Jakarta, Gatra.com - Perpanjangan dari Perjanjian Karya Pengusahaan Pertambangan Batubara (PKP2PB) menimbulkan polemik setelah presiden mengembalikan draf revisi ke-6 Peraturan Pemerintah No.23 Tahun 2020 tentang Pelaksanaan Kegiatan Usaha Pertambangan Mineral dan Batubara (Minerba) kepada Kementerian Energi dan Sumberdaya Mineral (ESDM).
Imbasnya, Kementerian ESDM mencabut surat keputusan pemberian Izin Usaha Pertambangan Khusus (IUPK) kepada PT Tanito Harum yang sebelumnya berstatus PKP2PB.
Pakar Hukum Pertambangan dari Universitas Tarumanegara, Ahmad Redi berpandangan revisi PP No.23 tidak diperlukan karena sengkarut persoalan terletak di Undang-Undang No. 4 Tahun 2009 tentang Minerba yang bertentangan dengan PP.
"Di Undang-Undang Dasar Pasal 22 apabila ada kegiatan yang memaksa, Presiden bisa terbitkan Perppu. Perppu harusnya segera diterbitkan presiden agar pertama kepastian bagaimana PKP2B menjadi IUPK clear secara hukum.
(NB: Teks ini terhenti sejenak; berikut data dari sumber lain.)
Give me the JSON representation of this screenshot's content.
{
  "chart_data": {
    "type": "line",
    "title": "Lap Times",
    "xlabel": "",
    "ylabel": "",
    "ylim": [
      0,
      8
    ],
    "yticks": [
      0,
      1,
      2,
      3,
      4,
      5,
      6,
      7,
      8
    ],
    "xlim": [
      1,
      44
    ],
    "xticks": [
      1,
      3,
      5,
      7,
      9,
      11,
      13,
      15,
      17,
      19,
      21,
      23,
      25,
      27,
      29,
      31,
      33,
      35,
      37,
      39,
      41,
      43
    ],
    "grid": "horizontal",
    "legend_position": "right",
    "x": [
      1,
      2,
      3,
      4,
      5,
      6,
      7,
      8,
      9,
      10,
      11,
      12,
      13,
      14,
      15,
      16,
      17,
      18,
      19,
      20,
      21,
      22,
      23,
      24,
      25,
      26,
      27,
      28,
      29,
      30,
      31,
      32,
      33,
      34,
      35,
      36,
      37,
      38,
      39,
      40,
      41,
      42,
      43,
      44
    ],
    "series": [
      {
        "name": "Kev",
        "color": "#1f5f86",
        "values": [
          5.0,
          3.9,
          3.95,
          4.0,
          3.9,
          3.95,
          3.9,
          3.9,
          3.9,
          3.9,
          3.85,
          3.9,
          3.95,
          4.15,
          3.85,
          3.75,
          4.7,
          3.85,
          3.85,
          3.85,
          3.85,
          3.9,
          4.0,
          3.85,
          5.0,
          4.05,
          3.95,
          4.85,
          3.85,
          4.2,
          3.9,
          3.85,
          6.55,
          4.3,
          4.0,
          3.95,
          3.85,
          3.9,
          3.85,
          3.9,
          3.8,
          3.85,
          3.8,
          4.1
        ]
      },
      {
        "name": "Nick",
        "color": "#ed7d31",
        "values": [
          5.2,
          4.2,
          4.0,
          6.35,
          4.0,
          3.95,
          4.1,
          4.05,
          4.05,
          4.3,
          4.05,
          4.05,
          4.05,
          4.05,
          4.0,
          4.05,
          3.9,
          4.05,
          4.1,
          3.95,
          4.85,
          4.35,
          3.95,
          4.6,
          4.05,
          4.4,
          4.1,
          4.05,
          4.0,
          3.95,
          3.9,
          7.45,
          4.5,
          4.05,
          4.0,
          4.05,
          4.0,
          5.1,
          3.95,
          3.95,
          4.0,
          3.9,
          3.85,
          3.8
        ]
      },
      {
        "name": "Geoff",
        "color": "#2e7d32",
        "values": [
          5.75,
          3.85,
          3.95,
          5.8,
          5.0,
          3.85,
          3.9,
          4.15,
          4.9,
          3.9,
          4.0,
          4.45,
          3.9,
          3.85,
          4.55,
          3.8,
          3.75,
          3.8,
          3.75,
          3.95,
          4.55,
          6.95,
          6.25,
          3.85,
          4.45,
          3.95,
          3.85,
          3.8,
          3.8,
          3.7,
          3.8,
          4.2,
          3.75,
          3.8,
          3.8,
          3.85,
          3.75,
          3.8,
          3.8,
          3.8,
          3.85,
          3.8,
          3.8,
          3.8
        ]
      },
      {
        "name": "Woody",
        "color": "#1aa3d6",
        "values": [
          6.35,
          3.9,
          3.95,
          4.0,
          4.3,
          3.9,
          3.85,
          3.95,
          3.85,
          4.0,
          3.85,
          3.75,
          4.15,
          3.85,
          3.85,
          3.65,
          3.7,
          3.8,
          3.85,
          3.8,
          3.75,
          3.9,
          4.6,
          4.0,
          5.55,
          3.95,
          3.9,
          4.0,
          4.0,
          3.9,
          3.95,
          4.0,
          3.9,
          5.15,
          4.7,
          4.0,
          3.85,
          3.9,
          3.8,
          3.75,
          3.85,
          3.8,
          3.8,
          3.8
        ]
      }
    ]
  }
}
Kedua, kaitannya dengan ketentuan luas wilayah 15 ribu hektar," terangnya kepada GATRA.com.
Namun, ia mengingatkan penerbitan Perppu memiliki "ongkos politik" yang tinggi ketika dibahas di DPR untuk menjadi UU.
Redi menambahkan pengujian UU Minerba ke Mahkamah Konstitusi merupakan langkah tercepat yang bisa dilakukan untuk memeroleh kepastian hukum, khususnya terkait pasal 83 dan 171.
"MK [bisa saja] memberi tafsir bahwa apa yang dilakukan pemerintah misalnya memberi PKP2B yang sudah mendapat IUPK dan memberi luas wilayah yang lebih 15 ribu hektar tidak bertentangan dengan undang-undang dasar," jelasnya.
Ketua Indonesian Mining Institute, Irwandy Arif berpendapat bahwa perpanjangan PKP2B sebenarnya sesuai dengan UU Minerba.
"Pertama, hak perpanjangan PKP2B sudah diatur dalam pasal 169 UU Minerba. Kedua, Penciutan jadi 15 ribu tidak berlaku sepanjang permohon PKP2B telah menjelaskan rencana kontrak kerjanya pada pemerintah dan telah disetujui pemerintah," ungkapnya.